生成式多智能體系統中的社會智能湧現風險
Emergent Social Intelligence Risks in Generative Multi-Agent Systems
March 29, 2026
作者: Yue Huang, Yu Jiang, Wenjie Wang, Haomin Zhuang, Xiaonan Luo, Yuchen Ma, Zhangchen Xu, Zichen Chen, Nuno Moniz, Zinan Lin, Pin-Yu Chen, Nitesh V Chawla, Nouha Dziri, Huan Sun, Xiangliang Zhang
cs.AI
摘要
由大型生成模型構建的多智能體系統正迅速從實驗室原型邁向實際部署,這些系統通過聯合規劃、協商與共享資源分配來解決複雜任務。儘管此類系統預示著前所未有的可擴展性與自主性,但其集體互動也催生了無法歸因於單個智能體的故障模式。因此理解這些湧現風險至關重要。本文針對涉及共享資源(如計算資源或市場份額)競爭、序列式交接協作(下游智能體僅能查看前序輸出)、集體決策聚合等場景中的湧現性多智能體風險開展先驅研究。我們發現,這類群體行為在重複試驗和多種交互條件下頻繁出現,而非罕見或病態案例。特別是在現實的資源約束、通信協議和角色分配下,類壟斷式協同與從眾效應等現象以不可忽視的頻率湧現,儘管未經明確指令,卻複現了人類社會中廣為人知的病態模式。更關鍵的是,僅靠現有的智能體層級防護機制無法阻遏這些風險。這些發現揭示了智能多智能體系統的陰暗面:一種社會智能風險——即便未受指令驅動,智能體集群仍會自發重演人類社會中熟悉的失敗模式。
English
Multi-agent systems composed of large generative models are rapidly moving from laboratory prototypes to real-world deployments, where they jointly plan, negotiate, and allocate shared resources to solve complex tasks. While such systems promise unprecedented scalability and autonomy, their collective interaction also gives rise to failure modes that cannot be reduced to individual agents. Understanding these emergent risks is therefore critical. Here, we present a pioneer study of such emergent multi-agent risk in workflows that involve competition over shared resources (e.g., computing resources or market share), sequential handoff collaboration (where downstream agents see only predecessor outputs), collective decision aggregation, and others.

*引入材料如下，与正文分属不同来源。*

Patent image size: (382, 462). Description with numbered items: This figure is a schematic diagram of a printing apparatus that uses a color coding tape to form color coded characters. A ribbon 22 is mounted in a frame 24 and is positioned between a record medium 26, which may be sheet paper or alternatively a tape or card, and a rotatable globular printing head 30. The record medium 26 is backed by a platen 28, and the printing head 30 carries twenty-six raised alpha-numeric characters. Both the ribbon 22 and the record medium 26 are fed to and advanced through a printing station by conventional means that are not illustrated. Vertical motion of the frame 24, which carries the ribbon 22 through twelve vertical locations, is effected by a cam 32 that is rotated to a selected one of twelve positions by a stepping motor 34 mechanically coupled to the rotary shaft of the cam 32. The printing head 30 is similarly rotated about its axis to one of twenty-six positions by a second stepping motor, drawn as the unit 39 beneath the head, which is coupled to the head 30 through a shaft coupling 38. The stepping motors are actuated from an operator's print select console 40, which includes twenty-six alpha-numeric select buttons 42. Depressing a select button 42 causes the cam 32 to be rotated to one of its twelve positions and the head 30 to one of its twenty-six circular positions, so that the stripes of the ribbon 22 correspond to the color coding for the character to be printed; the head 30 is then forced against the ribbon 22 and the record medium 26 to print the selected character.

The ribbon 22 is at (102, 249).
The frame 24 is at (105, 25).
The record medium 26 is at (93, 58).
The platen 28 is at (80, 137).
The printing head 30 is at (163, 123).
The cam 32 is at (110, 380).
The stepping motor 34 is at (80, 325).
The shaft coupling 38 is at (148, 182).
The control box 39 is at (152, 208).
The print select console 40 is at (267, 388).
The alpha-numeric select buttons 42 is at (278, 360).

Across these settings, we observe that such group behaviors arise frequently across repeated trials and a wide range of interaction conditions, rather than as rare or pathological cases. In particular, phenomena such as collusion-like coordination and conformity emerge with non-trivial frequency under realistic resource constraints, communication protocols, and role assignments, mirroring well-known pathologies in human societies despite no explicit instruction. Moreover, these risks cannot be prevented by existing agent-level safeguards alone. These findings expose the dark side of intelligent multi-agent systems: a social intelligence risk where agent collectives, despite no instruction to do so, spontaneously reproduce familiar failure patterns from human societies.